Auditor fiscal preso por extorsão não consegue liberdade

O auditor fiscal Hsu Keng Wei, acusado de extorquir caminhoneiros do estado do Paraná, teve seu pedido de Habeas Corpus negado pela presidente do Supremo Tribunal Federal, ministra Ellen Gracie. Ele foi autuado em flagrante e responde pelos crimes de concussão, corrupção passiva, prevaricação e formação de quadrilha. A defesa contestou decisão 5ª Turma do Superior Tribunal de Justiça, que negou a revogação da prisão preventiva.

O Ministério Público estadual denunciou 32 pessoas, em julho deste ano. A defesa do auditor pediu revogação da prisão com o argumento de excesso de prazo e falta de fundamentação do decreto prisional. O Tribunal de Justiça do Paraná reconheceu que a prisão preventiva é medida extrema, mas afirmou que há indícios suficientes de autoria do crime.

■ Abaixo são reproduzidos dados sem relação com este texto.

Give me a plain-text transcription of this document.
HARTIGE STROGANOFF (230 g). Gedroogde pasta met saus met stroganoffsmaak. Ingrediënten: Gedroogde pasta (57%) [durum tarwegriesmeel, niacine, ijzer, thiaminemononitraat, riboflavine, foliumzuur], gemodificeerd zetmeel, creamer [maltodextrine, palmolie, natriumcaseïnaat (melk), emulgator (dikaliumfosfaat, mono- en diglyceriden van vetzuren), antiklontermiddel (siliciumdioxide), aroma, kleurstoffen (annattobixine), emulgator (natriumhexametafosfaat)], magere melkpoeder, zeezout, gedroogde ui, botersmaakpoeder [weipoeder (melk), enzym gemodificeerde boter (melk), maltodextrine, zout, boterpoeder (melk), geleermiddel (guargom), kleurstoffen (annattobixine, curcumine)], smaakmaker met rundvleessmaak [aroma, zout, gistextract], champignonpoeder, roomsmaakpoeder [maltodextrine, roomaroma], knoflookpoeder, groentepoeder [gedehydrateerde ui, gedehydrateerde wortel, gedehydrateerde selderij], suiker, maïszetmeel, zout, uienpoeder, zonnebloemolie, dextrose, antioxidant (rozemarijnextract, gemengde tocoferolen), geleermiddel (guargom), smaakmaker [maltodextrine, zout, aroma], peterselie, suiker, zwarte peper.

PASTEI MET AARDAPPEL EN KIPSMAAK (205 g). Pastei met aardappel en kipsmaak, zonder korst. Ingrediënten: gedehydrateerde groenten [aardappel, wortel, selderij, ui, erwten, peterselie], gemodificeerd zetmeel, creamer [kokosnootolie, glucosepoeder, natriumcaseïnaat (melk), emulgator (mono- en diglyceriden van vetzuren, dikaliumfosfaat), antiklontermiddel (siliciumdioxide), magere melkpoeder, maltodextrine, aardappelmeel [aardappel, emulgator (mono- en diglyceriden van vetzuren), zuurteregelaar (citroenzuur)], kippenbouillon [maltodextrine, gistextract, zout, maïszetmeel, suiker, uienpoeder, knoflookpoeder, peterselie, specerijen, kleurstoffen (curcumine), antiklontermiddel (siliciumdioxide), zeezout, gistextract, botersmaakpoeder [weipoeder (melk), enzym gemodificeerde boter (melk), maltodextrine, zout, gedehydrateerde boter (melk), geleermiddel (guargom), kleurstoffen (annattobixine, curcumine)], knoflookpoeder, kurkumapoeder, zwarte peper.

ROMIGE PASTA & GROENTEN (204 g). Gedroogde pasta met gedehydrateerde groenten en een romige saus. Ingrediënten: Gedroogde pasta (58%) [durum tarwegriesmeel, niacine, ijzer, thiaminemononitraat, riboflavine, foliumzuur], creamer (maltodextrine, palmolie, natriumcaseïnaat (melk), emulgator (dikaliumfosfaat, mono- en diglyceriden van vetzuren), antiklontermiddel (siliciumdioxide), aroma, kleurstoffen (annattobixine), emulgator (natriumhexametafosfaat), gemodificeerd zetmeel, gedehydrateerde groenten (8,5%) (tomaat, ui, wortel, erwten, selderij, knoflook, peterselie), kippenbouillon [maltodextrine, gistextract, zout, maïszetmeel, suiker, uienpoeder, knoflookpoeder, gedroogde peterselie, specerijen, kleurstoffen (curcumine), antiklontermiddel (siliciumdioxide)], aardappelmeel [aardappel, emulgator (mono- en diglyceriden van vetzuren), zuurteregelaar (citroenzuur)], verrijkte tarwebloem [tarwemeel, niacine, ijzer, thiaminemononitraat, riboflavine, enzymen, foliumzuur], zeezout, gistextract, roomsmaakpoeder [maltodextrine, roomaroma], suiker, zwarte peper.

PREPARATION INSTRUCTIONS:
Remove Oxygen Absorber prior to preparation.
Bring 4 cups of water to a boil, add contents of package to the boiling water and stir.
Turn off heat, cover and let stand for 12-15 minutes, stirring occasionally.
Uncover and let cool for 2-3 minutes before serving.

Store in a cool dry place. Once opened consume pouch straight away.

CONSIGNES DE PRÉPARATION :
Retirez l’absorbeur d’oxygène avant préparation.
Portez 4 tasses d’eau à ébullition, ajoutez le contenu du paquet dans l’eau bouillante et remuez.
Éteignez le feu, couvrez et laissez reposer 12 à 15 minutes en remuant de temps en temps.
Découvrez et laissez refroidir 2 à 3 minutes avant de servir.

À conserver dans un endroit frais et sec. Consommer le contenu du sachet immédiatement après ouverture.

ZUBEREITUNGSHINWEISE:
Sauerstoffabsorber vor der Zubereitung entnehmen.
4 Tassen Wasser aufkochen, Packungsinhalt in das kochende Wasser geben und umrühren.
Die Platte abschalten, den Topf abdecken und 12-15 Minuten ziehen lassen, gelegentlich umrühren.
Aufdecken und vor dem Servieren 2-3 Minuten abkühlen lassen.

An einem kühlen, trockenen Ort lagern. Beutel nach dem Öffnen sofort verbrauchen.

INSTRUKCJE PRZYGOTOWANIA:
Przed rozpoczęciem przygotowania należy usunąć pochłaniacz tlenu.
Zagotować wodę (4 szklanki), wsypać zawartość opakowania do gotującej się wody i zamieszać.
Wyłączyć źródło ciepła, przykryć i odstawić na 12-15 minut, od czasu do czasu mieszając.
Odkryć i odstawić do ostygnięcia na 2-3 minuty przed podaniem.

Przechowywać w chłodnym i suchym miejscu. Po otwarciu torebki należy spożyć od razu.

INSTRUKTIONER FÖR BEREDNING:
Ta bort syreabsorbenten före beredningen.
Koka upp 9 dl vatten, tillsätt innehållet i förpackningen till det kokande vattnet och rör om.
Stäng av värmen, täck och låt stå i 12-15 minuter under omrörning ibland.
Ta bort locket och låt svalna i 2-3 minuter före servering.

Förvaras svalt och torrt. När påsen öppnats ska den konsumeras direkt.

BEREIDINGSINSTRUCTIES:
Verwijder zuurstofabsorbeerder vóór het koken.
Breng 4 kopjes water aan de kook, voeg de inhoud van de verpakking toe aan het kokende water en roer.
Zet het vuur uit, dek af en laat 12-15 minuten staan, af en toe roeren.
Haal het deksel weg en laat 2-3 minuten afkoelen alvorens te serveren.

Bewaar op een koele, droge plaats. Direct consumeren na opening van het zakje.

A defesa alegou que a decisão que decretou a prisão preventiva não atende ao disposto no artigo 93, IX, da Constituição Federal. Além disso, violaria o disposto no artigo 312 do Código de Processo Penal: a não existência de risco potencial de reiteração em práticas em tese delituosas; o clamor público e a gravidade do delito não são suficientes para justificar o decreto de prisão preventiva e a não configuração da conveniência da instrução criminal como requisito da preventiva.

A ministra Ellen Gracie concluiu que o decreto de prisão preventiva expõe de maneira clara as razões de seu convencimento, "apontando a necessidade da segregação como forma de garantir a ordem pública e por conveniência da instrução criminal".

"Não verifico a presença do requisito do fumus boni júris, necessário à concessão da cautela pretendida", concluiu a ministra.